🏛️ Project Architecture

This document outlines the MLOps architecture for the flight price prediction project. The architecture is designed to be modular, scalable, and reproducible, ensuring a robust workflow from data ingestion to model deployment.

🗺️ High-Level Overview

The architecture is composed of four main pillars:

Code & Data Versioning: The foundation for reproducibility.
Automated Pipelines: For data processing and validation.
Modeling & Tracking: For experimentation and model management.
CI/CD & Deployment: For automated testing, validation, and serving.

graph TD subgraph "Code & Data Versioning" Dev[Developer] -- "git push" --> GitHub[GitHub Repo]; Dev -- "dvc push" --> S3[S3 Storage]; GitHub --> DVC[DVC]; DVC --> S3; end subgraph "Automated Data Pipelines" DVC_Pipeline[DVC Pipeline: `dvc repro`] --> Bronze[Bronze Pipeline]; Bronze -- "Uses" --> GE[Great Expectations]; Bronze --> Silver[Silver Pipeline]; Silver -- "Uses" --> GE; Silver --> Gold[Gold Pipeline]; Gold -- "Uses" --> GE; end subgraph "Modeling & Tracking" Gold --> Training[Training/Tuning<br/>Pipelines]; Training -- "Logs to" --> MLflow[MLflow Tracking<br/>& Registry]; end subgraph "Deployment & Serving" GitHub -- "CI/CD Trigger" --> GHA[GitHub Actions]; GHA --> Build[Build & Test]; Build --> Deploy[Deploy to Google Cloud Run]; Deploy -- "Loads Model from" --> MLflow; end

🧩 Component Breakdown

💾 1. Code & Data Versioning

Developer: The user who writes code, runs experiments, and manages the project.
GitHub: The central repository for all source code, documentation, and DVC metadata files.
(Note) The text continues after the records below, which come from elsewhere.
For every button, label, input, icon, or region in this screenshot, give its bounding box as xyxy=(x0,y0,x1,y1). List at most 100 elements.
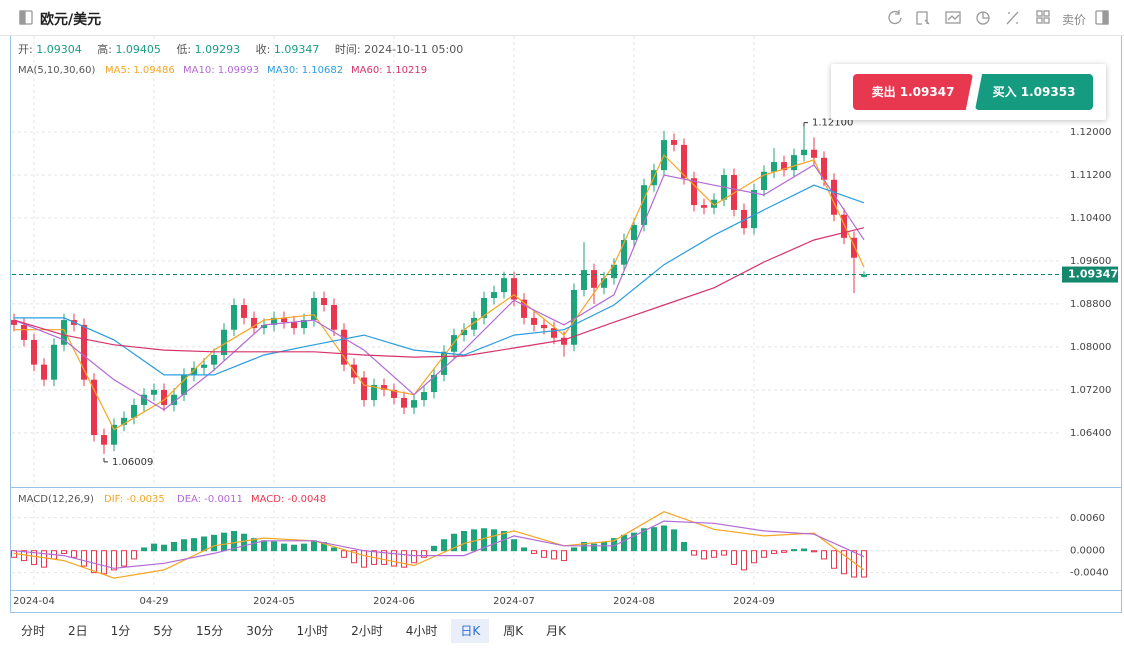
candle-body xyxy=(211,354,217,365)
y-tick-label: 0.0000 xyxy=(1070,546,1105,557)
grid-icon xyxy=(1043,17,1050,24)
macd-bar xyxy=(31,550,37,565)
candle-body xyxy=(821,157,827,180)
candle-body xyxy=(301,320,307,329)
legend-entry: MA60: 1.10219 xyxy=(351,65,427,76)
period-tab[interactable]: 1分 xyxy=(110,624,131,638)
candle-body xyxy=(581,270,587,290)
toolbar-icons xyxy=(19,10,1109,25)
candle-body xyxy=(701,205,707,208)
candle-body xyxy=(101,435,107,445)
header-label: 收: xyxy=(255,43,271,56)
legend-entry: MACD: -0.0048 xyxy=(251,494,326,505)
candle-body xyxy=(521,299,527,318)
period-tab[interactable]: 分时 xyxy=(21,624,46,638)
y-tick-label: 1.12000 xyxy=(1070,127,1111,138)
legend-entry: MA5: 1.09486 xyxy=(105,65,175,76)
header-label: 时间: xyxy=(334,43,361,56)
macd-bar xyxy=(41,550,47,568)
period-tab[interactable]: 周K xyxy=(503,624,524,638)
candle-body xyxy=(41,364,47,380)
candle-body xyxy=(21,324,27,340)
candle-body xyxy=(421,392,427,401)
period-tab[interactable]: 2日 xyxy=(68,624,88,638)
legend-entry: DEA: -0.0011 xyxy=(177,494,243,505)
candle-body xyxy=(431,374,437,393)
candle-body xyxy=(391,389,397,398)
macd-bar xyxy=(161,544,167,552)
last-price-tag xyxy=(1062,266,1118,283)
period-tab[interactable]: 2小时 xyxy=(351,624,383,638)
period-tab[interactable]: 4小时 xyxy=(405,624,438,638)
macd-bar xyxy=(231,530,237,552)
candle-body xyxy=(281,317,287,323)
annotation-arrow xyxy=(103,457,108,463)
indicator-title: MA(5,10,30,60) xyxy=(18,65,95,76)
macd-bar xyxy=(151,543,157,552)
indicator-line xyxy=(13,520,865,569)
macd-bar xyxy=(691,550,697,556)
macd-bar xyxy=(261,540,267,552)
header-time: 2024-10-11 05:00 xyxy=(364,43,464,56)
macd-bar xyxy=(721,550,727,556)
y-tick-label: 1.06400 xyxy=(1070,428,1111,439)
macd-bar xyxy=(101,550,107,575)
period-tab[interactable]: 15分 xyxy=(195,624,224,638)
candle-body xyxy=(771,162,777,172)
candle-body xyxy=(271,317,277,325)
macd-bar xyxy=(341,550,347,558)
y-tick-label: 1.11200 xyxy=(1070,170,1111,181)
price-mode[interactable]: 卖价 xyxy=(1062,13,1087,27)
candle-body xyxy=(61,320,67,345)
y-tick-label: 1.10400 xyxy=(1070,213,1111,224)
period-tab[interactable]: 日K xyxy=(451,619,490,643)
macd-bar xyxy=(131,550,137,560)
macd-bar xyxy=(191,538,197,552)
marks xyxy=(11,122,1118,579)
draw-icon[interactable] xyxy=(916,11,930,25)
macd-bar xyxy=(551,550,557,560)
period-tab[interactable]: 30分 xyxy=(246,624,274,638)
panel-icon-fill xyxy=(1102,10,1109,25)
candle-body xyxy=(711,199,717,208)
grid-icon[interactable] xyxy=(1036,10,1043,17)
candle-body xyxy=(481,298,487,318)
macd-bar xyxy=(821,550,827,560)
percent-icon[interactable] xyxy=(1006,11,1019,25)
candle-body xyxy=(191,367,197,375)
period-tab[interactable]: 1小时 xyxy=(296,624,329,638)
candle-body xyxy=(361,377,367,401)
macd-bar xyxy=(841,550,847,575)
candle-body xyxy=(291,322,297,329)
x-tick-label: 2024-06 xyxy=(373,596,415,607)
candle-body xyxy=(531,317,537,325)
candle-body xyxy=(541,324,547,329)
candle-body xyxy=(181,374,187,395)
period-tab[interactable]: 月K xyxy=(546,624,567,638)
indicator-line xyxy=(13,227,865,358)
macd-bar xyxy=(411,550,417,564)
header-label: 开: xyxy=(18,43,33,56)
macd-bar xyxy=(561,550,567,562)
x-tick-label: 2024-07 xyxy=(493,596,535,607)
candle-body xyxy=(781,162,787,171)
macd-bar xyxy=(491,529,497,552)
grid-icon xyxy=(1043,10,1050,17)
macd-bar xyxy=(521,547,527,552)
indicator-icon[interactable] xyxy=(945,11,961,24)
macd-bar xyxy=(711,550,717,558)
macd-bar xyxy=(331,547,337,552)
y-tick-label: -0.0040 xyxy=(1070,568,1109,579)
candle-body xyxy=(471,317,477,330)
macd-bar xyxy=(201,536,207,552)
annotation-label: 1.12100 xyxy=(812,118,853,129)
refresh-icon[interactable] xyxy=(888,10,902,25)
macd-bar xyxy=(431,545,437,552)
candle-body xyxy=(841,214,847,238)
grid-icon xyxy=(1036,17,1043,24)
buy-button[interactable]: 买入 1.09353 xyxy=(975,74,1093,110)
candle-body xyxy=(511,278,517,300)
sell-button[interactable]: 卖出 1.09347 xyxy=(853,74,973,110)
macd-bar xyxy=(61,550,67,554)
period-tab[interactable]: 5分 xyxy=(153,624,173,638)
It acts as the single source of truth for the project's logic.
DVC (Data Version Control): Used to version large files (datasets, models, artifacts) that cannot be stored in Git. DVC creates small metadata files that point to the actual data stored in a remote location.
S3 Storage: The remote storage backend for DVC. All large files versioned by DVC are stored here.

⚙️ 2. Automated Data Pipelines

DVC Pipelines: The primary orchestration tool is DVC itself. The dvc.yaml file defines the stages of the pipeline (Bronze, Silver, Gold), their dependencies, and outputs. Running dvc repro executes the entire workflow, ensuring reproducibility and only re-running stages where inputs have changed.
Bronze, Silver, Gold Pipelines: These are the sequential stages of data processing, following the Medallion Architecture to progressively clean, transform, and enrich the data.
Great Expectations: The data quality framework integrated into each data pipeline. It validates the data at each stage, ensuring that only high-quality data proceeds to the next step.

🎯 3. Modeling & Tracking

Training/Tuning Pipelines: These are Python scripts responsible for model training and hyperparameter tuning. They consume the model-ready data from the Gold pipeline.
MLflow: The core of the experimentation process. It is used to:
- Track Experiments: Log parameters, metrics, and artifacts for every training and tuning run.
- Manage Models: Store the best models in the MLflow Model Registry, providing versioning and stage management (e.g., Staging, Production).

🚀 4. CI/CD & Deployment

GitHub Actions: The automation engine for CI/CD.
- Continuous Integration: On every push/PR to main, workflows automatically lint, test, and validate the entire DVC pipeline. See the CI Documentation for details.
- Continuous Deployment: On git tags (e.g., v1.0), workflows automatically build the prediction server image and deploy it to Google Cloud Run. See the CD Documentation for details.
FastAPI & Docker: The final, champion model from the MLflow Registry is served via a high-performance FastAPI application. This application is containerized with Docker for portability and scalable deployment on Google Cloud Run.